Thanks Sq9 we asked out worker but she couldn't tell us.

Moo x


----------



## becs40 (Apr 9, 2013)

I think it's 21 days but that's to request leave to appeal. If that leave to appeal was granted then I don't know how long the appeal process actually is.


----------



## Primmer (May 1, 2012)

Think a lot of birth parents are obtaining leave to appeal placement order out of time i.e. after the 21 day period. We are linked to a lo and bm has sought legal advice on appealing placement order which was made over 12 months ago. She has not made application yet but we were told that despite deadlines she can apply any time up to making of adoption order.


----------



## crazyspaniel (Sep 12, 2012)

Our daughter was placed 2 years ago and the placement order was made about a year previously. Bm was given leave to appeal on the second day of intros, the judge had to give her enough time to prepare  case so we had prolonged intros of three weeks. As soon as the judge heard her case she was denied an appeal and our daughter was placed that day.
I think the judge heard the case asap because he knew bf history and knew that intros had started, you may end up waiting a bit longer


----------



## moobags (Nov 13, 2013)

I guess we just have to have faith and trust the system.

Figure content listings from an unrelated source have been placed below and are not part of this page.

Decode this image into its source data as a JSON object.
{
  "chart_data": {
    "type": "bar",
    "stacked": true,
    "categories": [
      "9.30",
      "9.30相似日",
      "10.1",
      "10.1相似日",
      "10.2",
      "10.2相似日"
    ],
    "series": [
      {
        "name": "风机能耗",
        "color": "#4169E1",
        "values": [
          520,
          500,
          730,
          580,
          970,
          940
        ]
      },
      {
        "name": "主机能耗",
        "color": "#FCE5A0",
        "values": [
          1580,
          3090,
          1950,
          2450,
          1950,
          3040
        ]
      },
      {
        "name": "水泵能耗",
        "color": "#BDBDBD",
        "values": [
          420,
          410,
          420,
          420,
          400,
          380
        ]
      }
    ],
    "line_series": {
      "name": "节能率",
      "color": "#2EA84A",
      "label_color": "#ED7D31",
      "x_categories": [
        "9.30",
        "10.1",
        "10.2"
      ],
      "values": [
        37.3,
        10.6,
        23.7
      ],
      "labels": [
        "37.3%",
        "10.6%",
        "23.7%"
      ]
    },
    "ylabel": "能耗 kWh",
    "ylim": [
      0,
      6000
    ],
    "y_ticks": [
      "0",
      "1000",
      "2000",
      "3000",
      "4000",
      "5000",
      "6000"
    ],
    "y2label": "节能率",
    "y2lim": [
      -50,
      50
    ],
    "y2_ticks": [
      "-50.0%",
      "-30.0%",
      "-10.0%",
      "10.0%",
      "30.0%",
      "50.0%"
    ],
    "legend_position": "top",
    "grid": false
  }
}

The courts are really strict at granting placement orders these days the workers have gsthered enough evidence etc so hopefully if appeal is lodged the courts will do the right thing by the children still doesn't stop feeling anxious about it all.

Moo x


----------



## moobags (Nov 13, 2013)

She has said twice before that she is appealing but nothing has yet been lodged just have to take things as they come which is not something at DH generally has the ability to do lol x


----------



## becs40 (Apr 9, 2013)

Why are they not placing lo? If over the normal timescales then they should just place. Once a child is placed BF can't appeal po they can only then appeal AO.


----------



## littlepoppy86 (Feb 14, 2014)

Moobags take care of yourself during this process. 

A lot of extra investigations into other options for children to remain in the birth family are being allowed and judges are granting birth parents more time to get a case together. 

My sons sibling had his PO contested and it was such an awful process, mainly because we had already met lo and had eldest bro, it all worked out in the end but there's a few ladies on here who've been to hell & back and child returned to BF 

Hope everything turns out ok xx


----------